Creation of namespaces is still something to be handled by platform. Taking into account that a namespace should correspond roughly to a business domain, it is not expected to be growing per project, and the impact in being a self service platform is not high.
Operation
Namespaces and default network policies are created as code and supervised and approved by Platform teams.
Specific Network policies are defined alongside the projects in their Helm charts, using building blocks provided for ease of use.
Security Impact
-
By opening the ingresses to ECS NAT gateways, the legacy VPCs will have access to services already migrated in the kubernetes cluster that were not available for them before. The limitation is because in Kubernetes we have a single Load Balancer per network area, while on ECS we have one Load Balancer per service. Once every service is in Kubernetes, that would not be a limitation, but while the migration is being conducted and we have workloads in both ECS and Kubernetes, there will be impact.
-
By allowing traffic from Kubernetes NAT Gateways in all the Load Balancers in the legacy infrastructure, for the time the migration is ongoing, services already migrated to Kubernetes will have access to some services in ECS that were not available before.
-
Some resources (mostly databases) that were not reachable by network before will be reachable now for any service inside the cluster, at least until long term solution is implemented. This is mitigated as the databases are protected by user and password.
-
Kafka cluster will be reachable and accessible for any workload in the cluster.
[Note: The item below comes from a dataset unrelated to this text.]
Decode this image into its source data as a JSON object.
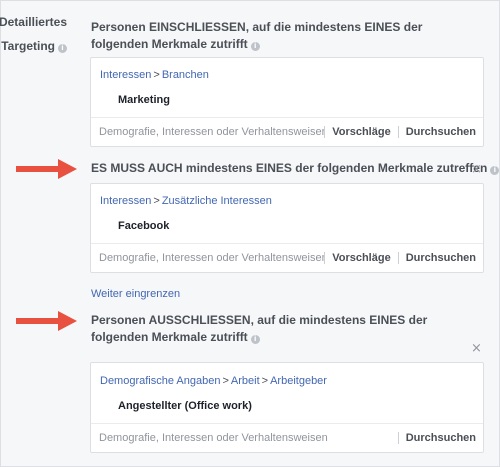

This is no different than the current situation in ECS, but it is still a security concern as authentication and authorization is not implemented yet in our Kafka setup.
Performance Impact
N/A
Developer Impact
- Services will need to specify, by including a label, which pods in their deployments are expected to be accessed from other services.
Data Contracts
N/A
Deployment
The support for network policies will be staged in two phases:
- First, during the migration, we will focus in reachability between legacy platform and Kubernetes.
- Secondly, we will focus in proper segmentation and defense in depth for the workloads running in Kubernetes.